Netflix on how Canada fits into its business plan
Content VP Jason Ropell says Canadian content on the service depends on audience demand.
While emphasizing that Netflix hasn’t allocated space for specifically Canadian produced film and TV programs, company content VP Jason Ropell does stress that Canadians are continuing to take to the service in droves.
Speaking to Playback during a short break at last week’s Banff World Media Festival, Ropell provided some insight into how Canadian producers fit into the quickly-growing company’s picture. Indeed, not long after expanding into Canada not even two years ago, Netflix has embarked on the Latin American market as well, a strategy execution in which Ropell is playing a key role.

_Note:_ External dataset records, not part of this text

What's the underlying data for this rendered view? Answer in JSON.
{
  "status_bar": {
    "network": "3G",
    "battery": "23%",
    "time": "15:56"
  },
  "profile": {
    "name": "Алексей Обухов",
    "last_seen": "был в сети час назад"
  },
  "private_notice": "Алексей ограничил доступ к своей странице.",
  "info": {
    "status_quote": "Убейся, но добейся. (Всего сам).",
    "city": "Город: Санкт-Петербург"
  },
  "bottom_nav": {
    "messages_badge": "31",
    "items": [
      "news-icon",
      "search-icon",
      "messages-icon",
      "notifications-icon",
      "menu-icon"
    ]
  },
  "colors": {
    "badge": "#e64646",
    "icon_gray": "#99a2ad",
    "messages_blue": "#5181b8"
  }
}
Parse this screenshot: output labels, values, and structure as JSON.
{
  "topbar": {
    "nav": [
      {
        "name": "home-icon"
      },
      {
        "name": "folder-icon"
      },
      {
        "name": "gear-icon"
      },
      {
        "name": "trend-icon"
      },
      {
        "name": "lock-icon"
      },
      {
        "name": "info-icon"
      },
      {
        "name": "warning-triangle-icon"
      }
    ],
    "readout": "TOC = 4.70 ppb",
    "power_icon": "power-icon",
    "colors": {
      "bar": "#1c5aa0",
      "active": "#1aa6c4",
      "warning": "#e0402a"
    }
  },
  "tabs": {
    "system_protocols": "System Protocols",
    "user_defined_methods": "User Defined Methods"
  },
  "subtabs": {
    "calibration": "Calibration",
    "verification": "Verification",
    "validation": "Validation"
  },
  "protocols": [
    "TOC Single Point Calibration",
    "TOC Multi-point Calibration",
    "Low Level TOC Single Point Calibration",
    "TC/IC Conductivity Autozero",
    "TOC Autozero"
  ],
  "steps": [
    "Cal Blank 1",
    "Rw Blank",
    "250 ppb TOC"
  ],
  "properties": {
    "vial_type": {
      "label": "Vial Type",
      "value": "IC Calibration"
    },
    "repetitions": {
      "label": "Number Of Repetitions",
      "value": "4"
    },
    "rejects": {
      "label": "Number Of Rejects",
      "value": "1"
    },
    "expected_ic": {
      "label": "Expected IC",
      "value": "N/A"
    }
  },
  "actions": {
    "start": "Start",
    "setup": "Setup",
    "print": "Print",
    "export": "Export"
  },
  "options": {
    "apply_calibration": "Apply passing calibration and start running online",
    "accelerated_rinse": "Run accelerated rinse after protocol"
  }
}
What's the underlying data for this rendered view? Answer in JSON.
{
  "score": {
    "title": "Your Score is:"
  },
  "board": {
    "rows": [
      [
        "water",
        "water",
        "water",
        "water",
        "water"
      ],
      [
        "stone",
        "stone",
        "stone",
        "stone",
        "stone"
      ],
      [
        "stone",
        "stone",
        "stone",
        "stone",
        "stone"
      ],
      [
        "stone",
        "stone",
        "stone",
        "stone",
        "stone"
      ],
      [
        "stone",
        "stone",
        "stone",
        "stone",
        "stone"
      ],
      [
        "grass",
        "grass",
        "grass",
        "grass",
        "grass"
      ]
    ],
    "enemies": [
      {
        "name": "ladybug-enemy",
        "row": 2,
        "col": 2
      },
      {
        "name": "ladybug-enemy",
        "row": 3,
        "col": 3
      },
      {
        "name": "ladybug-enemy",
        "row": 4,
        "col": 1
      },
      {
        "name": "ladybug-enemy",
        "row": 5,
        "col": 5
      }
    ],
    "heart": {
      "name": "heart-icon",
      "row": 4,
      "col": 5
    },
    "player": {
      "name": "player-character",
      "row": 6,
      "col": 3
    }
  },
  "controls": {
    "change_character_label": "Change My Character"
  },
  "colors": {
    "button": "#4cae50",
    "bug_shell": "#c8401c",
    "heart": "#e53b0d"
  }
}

Ropell, a Canadian who is a University of Toronto graduate, was legal counsel for Corus and VP of business development at NBCUniversal before joining Netflix in 2011. Part of his remit is to acquire for the Canadian marketplace.
Netflixspread north of the border in September 2010. In its report of first quarter financial results, released in April, the company said it had begun to reap profits from the Canadian operation in less than two years. It didn’t say what those profits were; Ropell noted to Playback that since the launch of the Latin American service Canadian-specific audience numbers would no longer be made publicly available; it reported notching 1 million subscribers here in August 2011.
“We have continued to see the strong growth in Canada,” he said.
Ropell continued, “We do have some Canadian content on the site but generally the level of Canadian content that we have is reflective of the desire and demand for Canadian content from the users, to the extent that we can perceive preference for that.”
He emphasized that the U.S.-based video-streaming service’s overall content offering is expanding significantly.
When asked about what content Netflix is looking to pick up, Ropell said that since its audience is spread across demographic groups it doesn’t target specific genres of shows, except to say that high-end dramas and kids’ programs are popular.
When it comes to acquisitions, “we don’t have an allocated space specifically for Canadian original shows, but you never know. We are territory agnostic when it comes to licensing shows on a first-run basis. If we find a show here (at Banff) that we think is going to do particularly well on an international or world-wide basis, there is no reason why we wouldn’t license it.”